The Book of Ivy, Ivy Tome 1, de Amy EngelEn terme de scénario, il faut avouer que j’ai été surprise car je n’ai pas réussi à deviner trop tôt la tournure que prendrait ce premier tome. L’idée d’aborder le thème des mariages arrangés permet de toucher n’importe quel public et est un sujet pas trop souvent abordé dans ce genre de roman. Il faut dire que c’est bien amené.

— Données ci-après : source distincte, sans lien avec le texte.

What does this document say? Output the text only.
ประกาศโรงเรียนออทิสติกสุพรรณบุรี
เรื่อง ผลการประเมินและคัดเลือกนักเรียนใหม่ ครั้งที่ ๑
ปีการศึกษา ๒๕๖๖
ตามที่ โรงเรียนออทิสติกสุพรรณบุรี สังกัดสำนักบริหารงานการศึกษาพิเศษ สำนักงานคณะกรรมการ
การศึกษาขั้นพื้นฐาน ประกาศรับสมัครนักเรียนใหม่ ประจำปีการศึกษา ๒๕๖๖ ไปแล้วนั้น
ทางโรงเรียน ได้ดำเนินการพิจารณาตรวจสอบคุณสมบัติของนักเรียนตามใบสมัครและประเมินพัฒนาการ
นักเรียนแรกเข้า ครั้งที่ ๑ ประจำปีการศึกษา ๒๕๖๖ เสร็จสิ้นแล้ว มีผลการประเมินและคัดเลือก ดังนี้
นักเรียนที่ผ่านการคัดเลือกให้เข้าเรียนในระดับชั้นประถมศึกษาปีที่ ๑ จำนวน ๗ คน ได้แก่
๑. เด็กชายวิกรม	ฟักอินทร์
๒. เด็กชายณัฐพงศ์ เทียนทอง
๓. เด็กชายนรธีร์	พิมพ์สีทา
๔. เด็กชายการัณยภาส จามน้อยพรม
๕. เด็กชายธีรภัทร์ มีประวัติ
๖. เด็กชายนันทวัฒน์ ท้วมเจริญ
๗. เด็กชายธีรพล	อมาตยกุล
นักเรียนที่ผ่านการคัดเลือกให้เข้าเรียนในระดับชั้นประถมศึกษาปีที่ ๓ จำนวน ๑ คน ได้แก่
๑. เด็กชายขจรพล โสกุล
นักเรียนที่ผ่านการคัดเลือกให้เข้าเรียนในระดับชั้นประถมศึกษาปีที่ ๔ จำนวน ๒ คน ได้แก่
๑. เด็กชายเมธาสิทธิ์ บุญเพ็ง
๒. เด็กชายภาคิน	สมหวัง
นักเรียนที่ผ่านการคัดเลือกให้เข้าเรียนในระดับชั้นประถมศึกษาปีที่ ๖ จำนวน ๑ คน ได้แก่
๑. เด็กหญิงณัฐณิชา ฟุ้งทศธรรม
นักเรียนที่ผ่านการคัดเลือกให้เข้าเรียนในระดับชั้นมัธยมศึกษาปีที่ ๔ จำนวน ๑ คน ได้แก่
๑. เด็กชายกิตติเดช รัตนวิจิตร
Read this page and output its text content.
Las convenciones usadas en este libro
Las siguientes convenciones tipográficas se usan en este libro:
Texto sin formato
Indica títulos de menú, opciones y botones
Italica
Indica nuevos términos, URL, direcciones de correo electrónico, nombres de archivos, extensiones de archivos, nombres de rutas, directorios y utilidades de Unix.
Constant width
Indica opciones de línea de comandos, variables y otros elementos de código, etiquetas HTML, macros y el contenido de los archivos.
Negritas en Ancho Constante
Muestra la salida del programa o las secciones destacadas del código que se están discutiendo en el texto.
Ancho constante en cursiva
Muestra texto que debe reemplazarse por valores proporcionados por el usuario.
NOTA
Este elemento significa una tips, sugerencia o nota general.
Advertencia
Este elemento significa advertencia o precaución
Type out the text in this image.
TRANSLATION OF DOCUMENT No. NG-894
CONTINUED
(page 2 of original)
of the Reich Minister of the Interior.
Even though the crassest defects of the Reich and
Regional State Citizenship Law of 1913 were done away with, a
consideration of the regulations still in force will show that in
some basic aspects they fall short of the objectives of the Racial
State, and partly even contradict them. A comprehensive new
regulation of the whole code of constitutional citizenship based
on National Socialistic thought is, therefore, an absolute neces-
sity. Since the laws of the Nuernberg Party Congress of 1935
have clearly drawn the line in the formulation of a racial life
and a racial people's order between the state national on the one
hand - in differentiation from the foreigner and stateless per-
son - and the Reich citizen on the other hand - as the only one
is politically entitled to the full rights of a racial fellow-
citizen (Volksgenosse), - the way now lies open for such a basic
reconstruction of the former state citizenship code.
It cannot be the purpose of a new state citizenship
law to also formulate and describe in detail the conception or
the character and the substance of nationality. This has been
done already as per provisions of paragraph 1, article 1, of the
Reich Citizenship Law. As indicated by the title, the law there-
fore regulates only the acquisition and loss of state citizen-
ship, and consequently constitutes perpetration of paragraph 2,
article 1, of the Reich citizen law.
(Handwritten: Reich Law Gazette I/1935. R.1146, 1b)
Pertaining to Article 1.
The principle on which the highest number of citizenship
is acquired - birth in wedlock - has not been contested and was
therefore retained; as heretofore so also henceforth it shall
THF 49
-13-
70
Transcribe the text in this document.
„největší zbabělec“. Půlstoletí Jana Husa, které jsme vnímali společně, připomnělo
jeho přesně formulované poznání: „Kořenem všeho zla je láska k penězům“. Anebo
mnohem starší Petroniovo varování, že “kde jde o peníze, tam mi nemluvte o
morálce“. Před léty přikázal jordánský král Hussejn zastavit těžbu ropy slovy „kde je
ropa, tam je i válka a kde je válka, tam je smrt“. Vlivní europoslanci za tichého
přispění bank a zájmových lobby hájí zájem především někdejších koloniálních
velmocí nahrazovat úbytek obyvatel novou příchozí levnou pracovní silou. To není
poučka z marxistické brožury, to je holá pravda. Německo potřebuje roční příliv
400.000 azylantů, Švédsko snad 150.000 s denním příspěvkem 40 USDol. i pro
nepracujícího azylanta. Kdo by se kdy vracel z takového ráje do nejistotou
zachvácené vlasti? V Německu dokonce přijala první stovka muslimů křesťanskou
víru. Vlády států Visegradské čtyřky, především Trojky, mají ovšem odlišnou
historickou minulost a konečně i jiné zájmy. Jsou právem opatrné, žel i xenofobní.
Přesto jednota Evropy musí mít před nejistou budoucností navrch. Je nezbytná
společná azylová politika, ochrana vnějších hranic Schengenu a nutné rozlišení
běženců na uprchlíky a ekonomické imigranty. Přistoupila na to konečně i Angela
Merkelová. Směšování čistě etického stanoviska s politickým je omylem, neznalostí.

Le style d’Amy Engel est traduit de manière claire et assez simple par Anaïs Goacolou. Les chapitres sont assez courts et il est donc facile de lire le bouquin à un bon rythme. Bien qu’orienté ado ou jeune adulte, c’est un roman qui peut être lu avec plaisir même par les plus âgés.

Vous l’aurez compris, j’ai passé un bon moment lecture avec ce premier tome. Je n’en garderais peut être pas un souvenir impérissable mais je ne regrette pas ma découverte.